Ciò che segue è un pezzo della pagina di Wikipedia dedicata ad uno dei pensatori più originali e ribellisti (non rivoluzionari, si noti bene) della storia: Max Stirner, la cui opera "L'Unico e la sua proprietà" mi affascina ancora oggi. In particolare, in questo passo si parla della concezione politica di Stirner, dell'individualismo e della libertà. Voi che ne pensate di queste idee?
Stirner pone l’individuo al centro del mondo in quanto è già dotato di per sé di una sua assolutezza: anche la libertà deve essere assoluta in sé e per sé, se non lo fosse non sarebbe più libertà, non dobbiamo cercare di limitarla. Va da sé, però, che un siffatto modello di libertà non è praticabile perché la libertà di un individuo non può coincidere con quella di un altro individuo. Sta, comunque, di fatto che la libertà può essere esclusivamente assoluta.
Il problema risiede nel trovare un compromesso tra libertà assoluta (impraticabile) e libertà determinata (che non è autentica libertà). Stirner sceglie la libertà individuale: “si può perdere la libertà, ma la libertà spetta solo a noi”, è una scelta momentanea che si presenta all’individuo in ogni momento della sua vita. L’individuo deve avere la proprietà della libertà, non basta dirsi liberi, io devo poter fare o non fare ciò che desidero; a Stirner non interessa realizzare l’ideale della libertà, quello a cui punta è di avere la libertà, l’uomo diventa libero se riesce a sottoporre la libertà al proprio volere (non basta l’ideale).
La libertà deve liberare l’unicità quale dimensione autentica dell’individuo, la libertà così posta è teoricamente infinita e senza confini, io individuo e solo io posso sottoporla a dei limiti. La libertà così intesa si esplica al di fuori di ogni codificazione; è possibilità di essere, di avere, etc. Per sfruttare la mia libertà posso usare ogni mezzo, addirittura l’ipocrisia e l’inganno. Dal punto di vista delle istituzioni politiche non vi può essere alcun rapporto tra istituzioni e libertà dell’individuo, il diritto, solo per il fatto di esserlo, si pone al di fuori della mia individualità (in quanto è stato elaborato con strumenti che esulano, appunto, dalla mia individualità).
I diritti mi sono stati concessi e non sono atto della mia libertà: basta ciò per considerarli un qualcosa che imbriglia la libertà; non sono io che mi approprio dei diritti, sono un qualcosa che gli altri mi concedono, importa poco se questa concessione avvenga ad opera di pochi, uno o molti. Si tagliano, così, i ponti anche con una concezione politica ultrademocratica: è sempre un qualcosa di collettivo, a Stirner interessa invece l’individualità.

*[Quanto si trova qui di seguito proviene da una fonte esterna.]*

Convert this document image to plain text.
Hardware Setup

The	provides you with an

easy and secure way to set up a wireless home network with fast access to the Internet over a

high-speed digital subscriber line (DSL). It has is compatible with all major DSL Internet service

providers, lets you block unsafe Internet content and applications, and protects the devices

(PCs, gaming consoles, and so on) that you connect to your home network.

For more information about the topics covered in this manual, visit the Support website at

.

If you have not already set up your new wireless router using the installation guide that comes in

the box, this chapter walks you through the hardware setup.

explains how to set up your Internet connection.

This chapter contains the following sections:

Una parte importante dell'"Unico e le sue proprieta'" dimostra come non esiste una vera e assoluta "libera concorrenza" in presenza di uno Stato. La libera concorrenza significa "egalité" davanti allo stato; e l'uguaglianza di fronte al "fantasma" di uno Stato dissolve quella che è la concezione stirneriana dell'Unico come differenza assoluta, e non differenza "da". Si concorre sempre e solo con la grazia dello Stato. Lo Stato, in altre parole, concede diritti (tra i quali quello di potere essere in concorrenza) solo per formarsi dei "servi".
Stirner cerca di differenziare più volte la rivoluzione con la rivolta; la rivoluzione è del popolo, mentre la rivolta è del singolo. Questo svalutazione del concetto di rivoluzione è in qualche modo pensata anche da Klossowski,filosofo francese. L'Unico di Stirner non è l'ennesimo fantasma della metafisica occidentale: non c'è un'essenza umana,un modello a cui l'uomo singolo, l'Unico si deve adeguare o con il quale deve fare i conti. L'unico si autofonda.
Non si deve lottare,secondo Stirner,per il "diritto" alla liberta'(di stampa,di parola ecc.ecc.). Su questo punto concorda anche Baudrillard in "Lo scambio simbolico e la morte": Baudrillard accenna al carattere mistificatorio di chi si batte per il diritto alla sicurezza. Della sicurezza in sè per se' a nessuno importa. E questo perche' la sicurezza è il prolungamento industriale della morte.